The results of this assessment are summarised in the item-ability 
chart below (Figure 3). On the far left-hand side are the scores on 
this assessment which range from 4.0 (hard questions requiring high 
ability to answer them correctly) to -2.0 (easy questions requiring 
low ability to answer them correctly). The average on this Rasch scale 
is set at 0.0 but it can be transformed easily to any desired level (for 
example, 50 out of too). In the language of Rasch measurement, 
these units are called logits (or log odds of probability). Typically 
they vary from +3.0 (items which are difficult or people with high 
competence) to -3.0 (items which are easy or people with low 
competence). 

The series of Xs on the right-hand side is a distribution of the ability/ 
competence of the candidates - it is like a chart that has been rotated 
90 degrees. A general inspection reveals that competence on this 
assessment was fairly normally distributed with a slight tendency for 
a more average (0.0) than high average level of performance (>1.0). 
This is consistent with the selected nature of the group of candidates. 

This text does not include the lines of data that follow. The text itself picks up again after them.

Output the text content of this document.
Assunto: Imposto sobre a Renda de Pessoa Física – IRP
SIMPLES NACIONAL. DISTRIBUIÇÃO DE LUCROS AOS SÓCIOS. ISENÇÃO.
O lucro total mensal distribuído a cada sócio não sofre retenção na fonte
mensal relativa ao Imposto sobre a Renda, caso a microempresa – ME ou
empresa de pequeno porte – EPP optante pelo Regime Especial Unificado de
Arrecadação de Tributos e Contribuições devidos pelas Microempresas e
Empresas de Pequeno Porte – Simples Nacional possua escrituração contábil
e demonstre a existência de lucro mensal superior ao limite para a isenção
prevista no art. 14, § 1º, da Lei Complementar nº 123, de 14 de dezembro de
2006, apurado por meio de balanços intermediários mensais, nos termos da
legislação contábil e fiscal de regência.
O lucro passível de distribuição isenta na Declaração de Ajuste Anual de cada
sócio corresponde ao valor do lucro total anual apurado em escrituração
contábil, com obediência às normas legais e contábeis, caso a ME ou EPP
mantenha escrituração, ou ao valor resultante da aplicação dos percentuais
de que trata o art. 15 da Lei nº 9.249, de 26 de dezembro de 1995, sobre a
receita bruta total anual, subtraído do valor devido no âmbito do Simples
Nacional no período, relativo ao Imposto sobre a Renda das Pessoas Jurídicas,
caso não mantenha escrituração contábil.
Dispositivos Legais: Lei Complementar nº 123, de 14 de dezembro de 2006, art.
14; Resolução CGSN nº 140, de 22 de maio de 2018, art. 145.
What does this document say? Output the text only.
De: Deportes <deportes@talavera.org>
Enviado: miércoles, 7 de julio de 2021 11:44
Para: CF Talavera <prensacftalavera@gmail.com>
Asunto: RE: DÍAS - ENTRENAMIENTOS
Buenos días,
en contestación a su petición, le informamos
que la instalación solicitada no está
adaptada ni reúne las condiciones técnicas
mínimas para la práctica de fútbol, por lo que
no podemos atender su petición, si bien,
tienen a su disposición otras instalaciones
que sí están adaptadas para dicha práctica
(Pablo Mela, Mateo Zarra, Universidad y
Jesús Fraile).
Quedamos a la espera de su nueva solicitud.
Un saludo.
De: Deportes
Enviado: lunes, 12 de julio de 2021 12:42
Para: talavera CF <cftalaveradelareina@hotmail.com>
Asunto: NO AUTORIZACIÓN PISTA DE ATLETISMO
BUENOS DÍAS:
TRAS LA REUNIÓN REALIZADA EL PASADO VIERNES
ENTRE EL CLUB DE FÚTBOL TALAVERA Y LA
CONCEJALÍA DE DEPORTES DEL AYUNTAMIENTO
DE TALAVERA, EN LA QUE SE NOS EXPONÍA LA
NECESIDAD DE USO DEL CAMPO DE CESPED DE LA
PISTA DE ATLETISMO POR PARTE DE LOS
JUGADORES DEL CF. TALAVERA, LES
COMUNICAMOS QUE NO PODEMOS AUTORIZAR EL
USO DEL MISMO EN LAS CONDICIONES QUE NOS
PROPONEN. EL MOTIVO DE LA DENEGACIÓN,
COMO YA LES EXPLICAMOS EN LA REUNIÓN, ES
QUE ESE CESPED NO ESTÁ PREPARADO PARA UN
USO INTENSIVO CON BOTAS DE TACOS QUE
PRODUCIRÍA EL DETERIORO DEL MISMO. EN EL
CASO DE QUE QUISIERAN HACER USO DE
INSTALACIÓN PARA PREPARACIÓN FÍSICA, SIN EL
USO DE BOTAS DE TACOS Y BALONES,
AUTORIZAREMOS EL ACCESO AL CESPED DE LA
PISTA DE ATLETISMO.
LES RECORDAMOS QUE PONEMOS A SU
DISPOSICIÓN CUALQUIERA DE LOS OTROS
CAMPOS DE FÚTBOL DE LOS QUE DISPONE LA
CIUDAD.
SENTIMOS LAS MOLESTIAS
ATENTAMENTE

On the right-hand side and on the same scale as ability are located 
all the questions. These are expressed as a decimal. The first part of 
the decimal is the question number and the second part is the rating 
on that question. So 2.5 represents a rating of 5 on question 2. Closer 
inspection of this diagram shows that many items were well below the 
ability level of the group while some other questions were well above 
the ability level of the group. For instance, although hardly anyone 
failed the Part A (Question 1 and Question 2), it was difficult for 
them to obtain a rating of 4 or 5 on these questions. Questions below 
0.0 failed to discriminate in terms of the dimension being assessed, 
namely, knowledge of personal injury law.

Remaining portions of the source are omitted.